Le Caire à corps perdu : Retour, oubli et identité


Dans Le Caire à corps perdu, Khaled Osman nous entraîne dans une traversée où le retour au pays natal devient une expérience à la fois intime et politique. J’ai lu ce roman comme le récit d’un exilé qui, après de longues années en Europe, revient au Caire pour se confronter à lui-même. Mais ce retour n’est pas seulement géographique : il se révèle être une odyssée intérieure, saturée de souvenirs, d’odeurs, de visions et de silences. Osman construit un récit où se mêlent sensualité du détail, introspection existentielle et regard critique sur l’histoire récente de l’Égypte.




    Le roman s’ouvre sur une scène apparemment banale : le narrateur, qui avait pris l’habitude de réciter par cœur ses poèmes préférés, découvre soudain une lacune. Les vers qu’il croyait indestructibles dans sa mémoire se sont effacés, comme irradiés par une lumière trop vive. Ce trou de mémoire, plus qu’un simple incident, devient le symbole d’une faille identitaire. En perdant le fil des mots, il entrevoit que sa propre continuité s’effrite. Osman suggère ainsi que l’exil, l’effort permanent d’adaptation à deux langues et deux cultures, a laissé un prix caché : l’usure intérieure, les compromis invisibles qui se révèlent brutalement au moment du retour.

    Le récit oscille souvent entre veille et songe. À peine revenu au Caire, le protagoniste est frappé d’un malaise qui brouille sa perception : il croit émerger d’un gouffre sans fin, noyé dans une lumière irréelle, avant de s’éveiller dans une chambre inconnue. Cette ambivalence narrative traduit sa désorientation : est-il revenu pour de vrai, ou reste-t-il prisonnier d’un rêve de retour ? Osman installe le lecteur dans cette incertitude, comme pour mieux faire sentir l’état d’un homme partagé entre deux mondes.

    L’épisode du passage à la douane illustre avec force la confrontation avec l’État. Les files d’attente, l’arbitraire des policiers, la peur que tout bascule d’un instant à l’autre – tout cela fonctionne comme une allégorie de la répression. Le capitaine Mounir, figure cynique de l’appareil sécuritaire, incarne cette idéologie selon laquelle le peuple ne comprend que la force et où toute idée de démocratie est considérée comme dangereuse. Le narrateur découvre aussi une presse critique, impensable autrefois, mais qui semble plus servir de soupape contrôlée que d’espace réellement libre. La scène a la valeur d’une parabole: au moment même où il tente de renouer avec son pays, il se trouve placé sous suspicion.
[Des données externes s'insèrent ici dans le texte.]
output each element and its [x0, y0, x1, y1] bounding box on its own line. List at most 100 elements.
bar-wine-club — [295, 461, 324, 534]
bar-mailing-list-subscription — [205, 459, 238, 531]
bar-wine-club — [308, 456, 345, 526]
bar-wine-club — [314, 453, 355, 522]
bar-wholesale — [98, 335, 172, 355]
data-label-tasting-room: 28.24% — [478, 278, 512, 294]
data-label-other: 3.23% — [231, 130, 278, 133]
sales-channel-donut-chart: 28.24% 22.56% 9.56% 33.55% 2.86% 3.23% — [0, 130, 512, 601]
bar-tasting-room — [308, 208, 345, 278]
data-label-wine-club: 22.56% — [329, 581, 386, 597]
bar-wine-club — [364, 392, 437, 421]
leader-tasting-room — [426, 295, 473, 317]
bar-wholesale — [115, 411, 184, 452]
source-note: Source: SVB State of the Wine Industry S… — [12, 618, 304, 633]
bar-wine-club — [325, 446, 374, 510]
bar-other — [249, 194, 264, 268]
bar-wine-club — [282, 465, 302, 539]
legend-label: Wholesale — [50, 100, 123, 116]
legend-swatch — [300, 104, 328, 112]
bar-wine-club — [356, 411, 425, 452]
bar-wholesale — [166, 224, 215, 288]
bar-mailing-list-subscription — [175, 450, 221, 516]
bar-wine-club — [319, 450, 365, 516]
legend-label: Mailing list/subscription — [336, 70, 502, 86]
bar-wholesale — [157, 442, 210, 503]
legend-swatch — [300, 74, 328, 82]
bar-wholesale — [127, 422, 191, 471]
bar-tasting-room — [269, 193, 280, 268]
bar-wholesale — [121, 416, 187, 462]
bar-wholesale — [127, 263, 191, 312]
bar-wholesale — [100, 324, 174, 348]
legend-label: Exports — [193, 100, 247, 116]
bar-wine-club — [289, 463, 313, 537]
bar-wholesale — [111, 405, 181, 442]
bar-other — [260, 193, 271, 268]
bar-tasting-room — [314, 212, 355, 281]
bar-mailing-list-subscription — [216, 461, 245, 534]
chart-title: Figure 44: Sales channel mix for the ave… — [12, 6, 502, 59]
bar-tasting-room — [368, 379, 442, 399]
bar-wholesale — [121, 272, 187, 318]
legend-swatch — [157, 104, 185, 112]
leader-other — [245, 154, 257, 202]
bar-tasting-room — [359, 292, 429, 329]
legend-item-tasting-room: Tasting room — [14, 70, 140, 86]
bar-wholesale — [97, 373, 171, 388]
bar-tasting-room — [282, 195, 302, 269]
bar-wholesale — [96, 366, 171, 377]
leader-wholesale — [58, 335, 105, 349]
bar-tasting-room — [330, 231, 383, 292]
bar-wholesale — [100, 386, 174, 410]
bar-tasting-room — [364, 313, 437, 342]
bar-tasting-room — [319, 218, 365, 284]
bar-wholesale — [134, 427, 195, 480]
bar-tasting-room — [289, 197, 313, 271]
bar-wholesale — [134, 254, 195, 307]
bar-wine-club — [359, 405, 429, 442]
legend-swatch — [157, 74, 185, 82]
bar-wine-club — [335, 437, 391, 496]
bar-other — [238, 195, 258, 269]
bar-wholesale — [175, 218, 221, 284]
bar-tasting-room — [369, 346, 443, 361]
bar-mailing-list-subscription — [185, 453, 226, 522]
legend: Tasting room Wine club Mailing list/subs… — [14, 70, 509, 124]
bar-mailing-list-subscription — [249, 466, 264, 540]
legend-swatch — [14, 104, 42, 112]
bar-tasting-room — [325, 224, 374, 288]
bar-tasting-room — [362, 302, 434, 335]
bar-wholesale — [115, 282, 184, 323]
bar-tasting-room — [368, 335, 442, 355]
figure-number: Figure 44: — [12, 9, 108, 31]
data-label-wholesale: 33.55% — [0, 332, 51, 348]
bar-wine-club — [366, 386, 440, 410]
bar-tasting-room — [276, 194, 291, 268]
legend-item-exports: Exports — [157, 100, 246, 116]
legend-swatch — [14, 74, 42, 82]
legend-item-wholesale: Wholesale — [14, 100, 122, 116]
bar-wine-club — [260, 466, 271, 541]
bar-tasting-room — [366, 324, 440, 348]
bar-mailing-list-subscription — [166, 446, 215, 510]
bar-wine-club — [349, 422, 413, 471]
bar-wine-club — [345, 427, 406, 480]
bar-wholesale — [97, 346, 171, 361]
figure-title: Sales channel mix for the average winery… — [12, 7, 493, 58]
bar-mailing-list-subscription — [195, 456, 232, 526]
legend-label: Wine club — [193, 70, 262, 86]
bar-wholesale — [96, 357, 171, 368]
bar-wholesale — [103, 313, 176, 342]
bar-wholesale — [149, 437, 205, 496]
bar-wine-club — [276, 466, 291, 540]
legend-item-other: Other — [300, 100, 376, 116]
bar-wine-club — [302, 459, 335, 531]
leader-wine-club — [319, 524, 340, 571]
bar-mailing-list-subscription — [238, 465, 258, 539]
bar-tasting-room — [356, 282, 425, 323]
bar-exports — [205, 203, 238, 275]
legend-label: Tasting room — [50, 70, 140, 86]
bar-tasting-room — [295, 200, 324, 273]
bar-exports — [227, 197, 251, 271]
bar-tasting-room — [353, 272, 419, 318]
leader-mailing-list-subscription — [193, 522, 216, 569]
    En quittant l’aéroport, il est saisi par le visage transformé du Caire. La route autrefois bordée de sable est désormais saturée de gratte-ciel, de mosquées futuristes, d’hôtels luxueux. Mais sous cette modernité clinquante, la ville reste chaotique, bruyante, poussiéreuse – et d’une vitalité indomptable. Le chauffeur de taxi compare sa fascination à une visite à Disneyland, image ironique qui souligne combien le voyageur est devenu étranger à sa propre ville. Pourtant, derrière la nostalgie des thés partagés sur la corniche, la réalité s’impose : le rythme effréné de la capitale le submerge jusqu'à provoquer en lui un effondrement physique.

    La quête intime se double alors d’une méditation sur la mémoire collective. Quand il retourne dans son ancien quartier, il découvre les immeubles murés, les rues éventrées par les autoroutes. Devant une maison de famille condamnée, il lâche une phrase lourde de sens : ce n’est pas seulement lui qui oublie – c’est “tout un pays qui efface sa mémoire”. Dans cette constatation se condense l’analyse la plus fine d’Osman : l’Égypte moderne court en avant en sacrifiant ses traces, et l’exilé revenu ne peut que constater que son propre passé est englouti dans ce processus.

    Le Caire à corps perdu est ainsi un texte profondément polyphonique : à la fois chronique intime, fresque urbaine et réflexion politique. L’oubli des vers, le trouble entre rêve et réalité, la violence douce de la bureaucratie, la métamorphose du paysage urbain et l’effondrement du corps du protagoniste – tout cela se tisse en une méditation sur l’exil et la mémoire. Osman rappelle qu’on ne revient jamais vraiment : la ville a changé, et celui qui revient n’est plus le même. Ce roman invite à penser le retour non pas comme une réparation, mais comme une confrontation, parfois douloureuse, entre ce que nous étions et ce que le monde est devenu.

Le Caire à corps perdu, Khaled Osman, éditions Les Défricheurs, [octobre] 2024, [19€].